It must have been a hard night’s sleep Wednesday night for Tesla (NASDAQ: TSLA) bears as the shares of the electric carmaker blasted through the fabled $600 mark in after-hours trading. The company’s Q4 earnings report, released after Wednesday’s session, beat analyst expectations and set the scene for a raucous buying spree into the night.
The stock had a tough start to 2019 and for many, it must have looked like the writing was on the wall. But the tables flipped in the second half of last year. Having already rallied 150% since October and 35% since the start of this month, investors would have been forgiven for thinking that shares were already starting to look overcooked and there was more risk than reward on the table going into these earnings. However, they went into yesterday’s close up 2.5% and following the release surged a full 11% more. Thursday’s session looks likely to be a wild one as Wall Street digests the numbers and bears reevaluate their positions. And there’s plenty of numbers on the table.
Mediocre Headline Numbers
Despite beating expectations, these numbers weren’t absolute knockouts. Revenue was up 2% year on year, net income was down 5% and EPS were down almost 30% year on year. These paint a picture of a company in or at least close to fundamentally negative growth, at least for the moment.
But Tesla has always been about future earnings and potential and that’s what investors seem to be focusing on in the wake of Wednesday’s release. Even talk about the coronavirus outbreak delaying Model 3 production in China did nothing to temper trader’s enthusiasm in the after-hours session. Wedbush was out with a note after the release and talked about the rapidly approaching inflection point for electric vehicles and how Tesla are well-positioned to capture and boom in demand.
2019 was also the first year that the company hit its annual deliveries forecast without any mid-year revisions needed.
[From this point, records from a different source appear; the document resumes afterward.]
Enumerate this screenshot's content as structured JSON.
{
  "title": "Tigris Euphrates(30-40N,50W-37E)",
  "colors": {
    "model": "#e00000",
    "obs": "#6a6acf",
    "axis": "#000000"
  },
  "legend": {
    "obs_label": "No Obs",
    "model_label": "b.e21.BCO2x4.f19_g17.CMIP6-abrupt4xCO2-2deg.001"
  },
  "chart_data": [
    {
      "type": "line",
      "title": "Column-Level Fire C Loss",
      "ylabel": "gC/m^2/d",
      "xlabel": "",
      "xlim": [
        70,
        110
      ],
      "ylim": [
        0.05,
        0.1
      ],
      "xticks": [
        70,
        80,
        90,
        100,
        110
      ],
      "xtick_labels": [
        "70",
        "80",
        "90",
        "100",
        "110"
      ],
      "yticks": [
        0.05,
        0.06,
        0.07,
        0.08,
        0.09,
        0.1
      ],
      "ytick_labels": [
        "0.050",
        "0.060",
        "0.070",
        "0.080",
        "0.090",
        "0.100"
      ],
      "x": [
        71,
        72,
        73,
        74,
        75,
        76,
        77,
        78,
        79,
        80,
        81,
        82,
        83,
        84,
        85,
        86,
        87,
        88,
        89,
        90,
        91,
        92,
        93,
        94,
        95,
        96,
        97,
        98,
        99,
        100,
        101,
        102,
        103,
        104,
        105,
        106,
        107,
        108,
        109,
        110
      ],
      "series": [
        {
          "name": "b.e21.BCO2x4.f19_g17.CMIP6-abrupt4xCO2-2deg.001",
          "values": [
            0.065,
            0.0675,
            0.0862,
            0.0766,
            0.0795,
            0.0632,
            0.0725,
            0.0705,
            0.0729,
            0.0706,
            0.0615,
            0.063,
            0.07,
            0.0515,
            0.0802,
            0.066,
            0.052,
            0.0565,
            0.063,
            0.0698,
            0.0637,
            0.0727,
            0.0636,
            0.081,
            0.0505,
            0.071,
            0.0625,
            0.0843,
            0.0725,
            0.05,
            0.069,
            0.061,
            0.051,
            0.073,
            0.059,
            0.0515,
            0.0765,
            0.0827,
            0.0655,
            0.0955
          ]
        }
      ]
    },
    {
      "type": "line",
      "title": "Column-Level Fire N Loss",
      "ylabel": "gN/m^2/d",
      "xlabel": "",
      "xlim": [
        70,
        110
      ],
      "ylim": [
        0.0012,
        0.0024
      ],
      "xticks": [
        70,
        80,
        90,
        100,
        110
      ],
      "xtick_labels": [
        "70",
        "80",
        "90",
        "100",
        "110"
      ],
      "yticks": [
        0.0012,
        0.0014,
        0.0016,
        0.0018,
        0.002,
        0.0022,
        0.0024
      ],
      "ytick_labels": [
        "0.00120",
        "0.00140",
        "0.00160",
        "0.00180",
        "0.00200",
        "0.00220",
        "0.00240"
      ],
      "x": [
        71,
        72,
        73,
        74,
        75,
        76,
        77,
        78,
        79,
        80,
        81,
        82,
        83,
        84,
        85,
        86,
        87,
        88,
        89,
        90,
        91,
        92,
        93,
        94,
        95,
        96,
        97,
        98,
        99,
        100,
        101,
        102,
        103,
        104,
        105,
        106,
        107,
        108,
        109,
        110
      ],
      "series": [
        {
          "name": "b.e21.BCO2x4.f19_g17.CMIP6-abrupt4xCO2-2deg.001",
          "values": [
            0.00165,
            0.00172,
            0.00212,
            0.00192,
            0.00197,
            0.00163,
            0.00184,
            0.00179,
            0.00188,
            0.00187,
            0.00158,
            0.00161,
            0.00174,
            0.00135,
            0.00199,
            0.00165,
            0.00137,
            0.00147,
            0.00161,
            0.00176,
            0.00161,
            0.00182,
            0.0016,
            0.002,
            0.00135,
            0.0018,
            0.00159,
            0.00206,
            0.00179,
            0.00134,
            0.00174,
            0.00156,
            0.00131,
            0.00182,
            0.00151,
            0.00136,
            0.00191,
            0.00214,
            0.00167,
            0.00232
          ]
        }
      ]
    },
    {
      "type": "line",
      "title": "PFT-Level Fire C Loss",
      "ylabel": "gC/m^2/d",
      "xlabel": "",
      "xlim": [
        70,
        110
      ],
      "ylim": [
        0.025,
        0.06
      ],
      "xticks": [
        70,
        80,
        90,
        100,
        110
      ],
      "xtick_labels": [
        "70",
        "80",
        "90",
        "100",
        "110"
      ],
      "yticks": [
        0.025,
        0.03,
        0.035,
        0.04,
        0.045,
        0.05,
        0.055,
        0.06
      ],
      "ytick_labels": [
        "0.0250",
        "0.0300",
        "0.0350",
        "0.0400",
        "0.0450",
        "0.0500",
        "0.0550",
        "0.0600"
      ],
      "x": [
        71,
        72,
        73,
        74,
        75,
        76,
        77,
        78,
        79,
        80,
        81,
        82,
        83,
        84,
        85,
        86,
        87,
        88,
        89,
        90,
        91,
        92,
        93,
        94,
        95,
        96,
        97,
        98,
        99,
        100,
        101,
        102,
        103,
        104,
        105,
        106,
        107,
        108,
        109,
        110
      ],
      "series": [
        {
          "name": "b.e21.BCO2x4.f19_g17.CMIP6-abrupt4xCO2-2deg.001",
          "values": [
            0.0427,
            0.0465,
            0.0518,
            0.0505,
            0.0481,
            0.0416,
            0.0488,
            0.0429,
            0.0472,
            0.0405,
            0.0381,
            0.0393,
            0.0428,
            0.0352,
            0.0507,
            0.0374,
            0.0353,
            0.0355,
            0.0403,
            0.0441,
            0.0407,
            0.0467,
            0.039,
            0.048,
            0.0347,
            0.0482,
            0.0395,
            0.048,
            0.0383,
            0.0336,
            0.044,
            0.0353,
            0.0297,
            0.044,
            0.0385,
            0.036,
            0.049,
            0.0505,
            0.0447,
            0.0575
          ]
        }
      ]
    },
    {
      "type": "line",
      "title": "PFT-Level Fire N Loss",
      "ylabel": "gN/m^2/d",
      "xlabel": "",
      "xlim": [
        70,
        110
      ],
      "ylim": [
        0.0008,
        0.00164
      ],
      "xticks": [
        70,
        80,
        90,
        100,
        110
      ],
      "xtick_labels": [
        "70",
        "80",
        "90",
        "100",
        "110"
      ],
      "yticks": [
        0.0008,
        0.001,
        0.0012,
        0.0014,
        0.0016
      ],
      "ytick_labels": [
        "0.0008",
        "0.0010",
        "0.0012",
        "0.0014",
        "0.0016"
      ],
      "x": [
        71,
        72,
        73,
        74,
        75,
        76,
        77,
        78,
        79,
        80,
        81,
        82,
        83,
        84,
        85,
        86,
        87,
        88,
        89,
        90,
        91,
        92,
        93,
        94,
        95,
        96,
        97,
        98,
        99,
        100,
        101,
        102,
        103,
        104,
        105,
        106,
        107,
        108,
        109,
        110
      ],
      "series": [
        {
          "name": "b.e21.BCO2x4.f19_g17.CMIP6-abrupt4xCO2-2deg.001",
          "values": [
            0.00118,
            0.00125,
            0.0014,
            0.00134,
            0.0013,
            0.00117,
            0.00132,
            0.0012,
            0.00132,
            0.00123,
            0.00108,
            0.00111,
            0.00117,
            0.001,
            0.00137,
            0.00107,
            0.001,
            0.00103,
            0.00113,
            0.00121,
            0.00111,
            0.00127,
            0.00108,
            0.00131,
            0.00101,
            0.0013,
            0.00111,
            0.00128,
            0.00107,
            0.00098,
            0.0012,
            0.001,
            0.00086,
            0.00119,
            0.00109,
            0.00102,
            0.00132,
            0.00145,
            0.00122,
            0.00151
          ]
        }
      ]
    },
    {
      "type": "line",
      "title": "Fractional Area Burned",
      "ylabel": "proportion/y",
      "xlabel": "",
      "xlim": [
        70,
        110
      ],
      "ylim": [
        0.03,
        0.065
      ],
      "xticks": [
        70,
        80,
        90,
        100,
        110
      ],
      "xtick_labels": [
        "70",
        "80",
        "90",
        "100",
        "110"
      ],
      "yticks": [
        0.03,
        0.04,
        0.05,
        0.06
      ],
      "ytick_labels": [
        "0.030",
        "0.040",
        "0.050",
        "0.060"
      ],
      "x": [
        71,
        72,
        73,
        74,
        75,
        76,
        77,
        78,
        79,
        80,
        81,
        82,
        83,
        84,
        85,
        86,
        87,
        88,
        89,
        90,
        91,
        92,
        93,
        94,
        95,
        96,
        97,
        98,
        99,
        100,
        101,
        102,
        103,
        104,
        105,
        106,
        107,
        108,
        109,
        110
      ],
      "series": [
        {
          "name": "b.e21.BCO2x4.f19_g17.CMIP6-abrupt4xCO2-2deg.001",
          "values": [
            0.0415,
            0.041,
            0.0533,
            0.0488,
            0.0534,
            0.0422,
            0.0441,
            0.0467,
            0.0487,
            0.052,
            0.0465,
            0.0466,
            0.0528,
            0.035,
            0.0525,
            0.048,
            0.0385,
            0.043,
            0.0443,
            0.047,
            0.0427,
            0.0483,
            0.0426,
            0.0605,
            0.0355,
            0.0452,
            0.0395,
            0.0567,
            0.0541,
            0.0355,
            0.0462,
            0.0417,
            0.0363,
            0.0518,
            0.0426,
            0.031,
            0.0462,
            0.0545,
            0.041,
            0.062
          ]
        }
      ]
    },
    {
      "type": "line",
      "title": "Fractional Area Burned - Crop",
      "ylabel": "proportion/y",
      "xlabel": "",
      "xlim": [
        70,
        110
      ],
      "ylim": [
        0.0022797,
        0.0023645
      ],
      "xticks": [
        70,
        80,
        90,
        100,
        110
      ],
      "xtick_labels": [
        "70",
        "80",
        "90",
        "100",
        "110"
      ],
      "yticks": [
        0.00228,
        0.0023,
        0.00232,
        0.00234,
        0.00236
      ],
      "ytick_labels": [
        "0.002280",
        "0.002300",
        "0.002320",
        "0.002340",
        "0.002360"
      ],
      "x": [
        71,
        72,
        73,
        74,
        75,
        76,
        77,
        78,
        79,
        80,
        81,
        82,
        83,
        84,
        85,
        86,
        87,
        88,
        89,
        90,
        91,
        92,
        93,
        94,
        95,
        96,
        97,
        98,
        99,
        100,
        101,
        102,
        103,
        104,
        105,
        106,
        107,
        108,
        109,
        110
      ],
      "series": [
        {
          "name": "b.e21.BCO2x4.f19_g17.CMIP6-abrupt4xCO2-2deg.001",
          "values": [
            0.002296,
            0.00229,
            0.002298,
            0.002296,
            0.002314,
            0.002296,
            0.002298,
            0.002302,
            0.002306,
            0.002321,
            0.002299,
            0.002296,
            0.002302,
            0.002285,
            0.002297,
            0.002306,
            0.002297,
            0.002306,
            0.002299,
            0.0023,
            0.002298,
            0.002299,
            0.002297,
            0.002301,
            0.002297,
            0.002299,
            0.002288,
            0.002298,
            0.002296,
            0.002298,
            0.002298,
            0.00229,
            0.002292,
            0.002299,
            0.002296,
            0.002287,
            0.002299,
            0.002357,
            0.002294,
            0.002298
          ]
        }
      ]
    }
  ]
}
If Musk is going to start delivering on all his promises like this, then the famous Tesla bears are in real trouble.
For example, the company plans to sell more than 500,000 vehicles in the coming year which was “mind-blowing” according to Bill Selesky from Argus Research. Forward guidance like this seems to have easily offset any concerns about the slow or negative growth seen in the headline numbers.
They’re also promising a quick ramp for the new Model Y and are expecting to finally be cash flow positive in 2020 with some “possible temporary exceptions”. This would mean they’re on the verge of being self-sufficient; a major milestone and validation of their business model.
The Road Ahead
Short interest has been declining in recent weeks in the midst of this latest rally as bears start to throw in the towel. It will be interesting to see what effect the $600 level being broken has on the remainder. Earlier this month the company surpassed the high water mark that Ford (NYSE: F) set in 1999 with a $100 billion market cap. This is a significant notch on Tesla’s belt as they continue to position themselves as the Ford of the 21st century.
For investors looking to get involved at these levels, it’s a tough buy out the gate given RSI is close to 90. Any pullback should be considered a buying opportunity until Musk tells us otherwise. And that’s the main risk to be cognizant of. If there are fresh production delays or a hint of lower than expected demand, then these prices will not be justified. Until that happens though, this is a company that appears to be on the verge of taking off for decades to come.